Surya Subramanian
Hey y’all — my name is Surya! I’m interested in the intersection of machine learning and systems for efficient training and inference.
Previously, I was on NVIDIA’s cuBLAS team writing GEMM kernels for Blackwell GPUs. I worked on emulating higher-precision matmuls with low-precision tensor cores for faster throughput.
Before that, I was on the PyTorch team at Meta, where I worked on PyTorch Symmetric Memory. I worked on inter-node support via the NVSHMEM backend, and wrote fused distributed Triton kernels for tensor parallelism (e.g.

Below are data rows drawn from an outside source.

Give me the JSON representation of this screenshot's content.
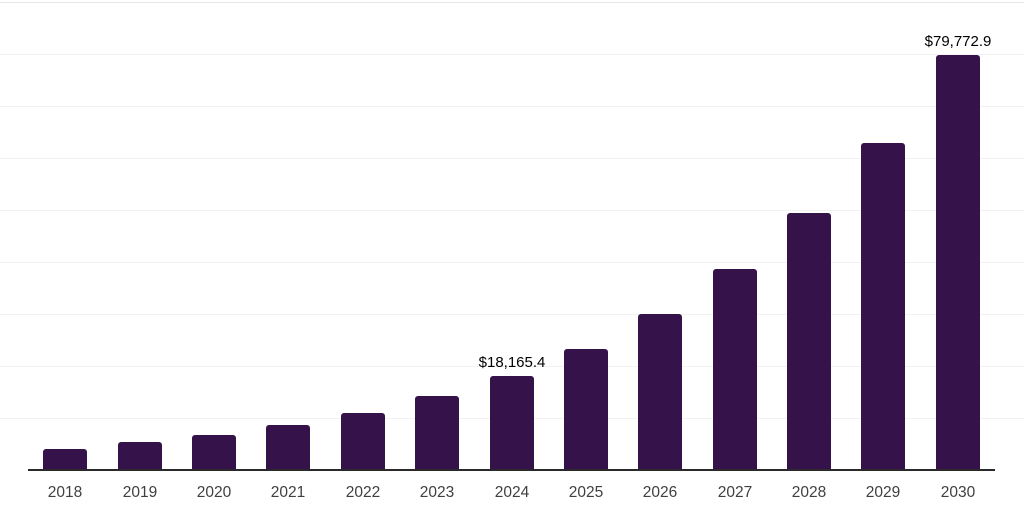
{
  "chart_data": {
    "type": "bar",
    "title": "",
    "xlabel": "",
    "ylabel": "",
    "categories": [
      "2018",
      "2019",
      "2020",
      "2021",
      "2022",
      "2023",
      "2024",
      "2025",
      "2026",
      "2027",
      "2028",
      "2029",
      "2030"
    ],
    "values": [
      4040,
      5380,
      6730,
      8650,
      10960,
      14230,
      18165.4,
      23270,
      30000,
      38650,
      49420,
      62890,
      79772.9
    ],
    "data_labels": [
      null,
      null,
      null,
      null,
      null,
      null,
      "$18,165.4",
      null,
      null,
      null,
      null,
      null,
      "$79,772.9"
    ],
    "ylim": [
      0,
      90000
    ],
    "gridline_step": 10000,
    "grid": "horizontal",
    "legend": "none",
    "y_axis_labels_visible": false
  },
  "colors": {
    "bar": "#36124B",
    "gridline": "#f2f2f2",
    "top_gridline": "#e7e7e7",
    "axis_line": "#2a2a2a",
    "tick_label": "#3f3f3f",
    "data_label": "#000000",
    "background": "#ffffff"
  }
}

GEMM + All Reduce, GEMM + Reduce Scatter, etc.). We open sourced some of our work in Kraken, a Triton library of symmetric memory kernels. Prior to that, I worked on ML infrastructure at Pinterest.
I studied computer science at Georgia Tech. There, I did some research in efficient multimodal inference and KV cache compression at SAIL (our Systems for AI Lab) and earlier, worked on inference optimizations for MoE models via expert reduction.
Interests
I really enjoy the full ML acceleration stack, from large-scale distributed training to low-latency inference and kernel optimization.
Outside of systems, I love weightlifting and finding good coffee spots.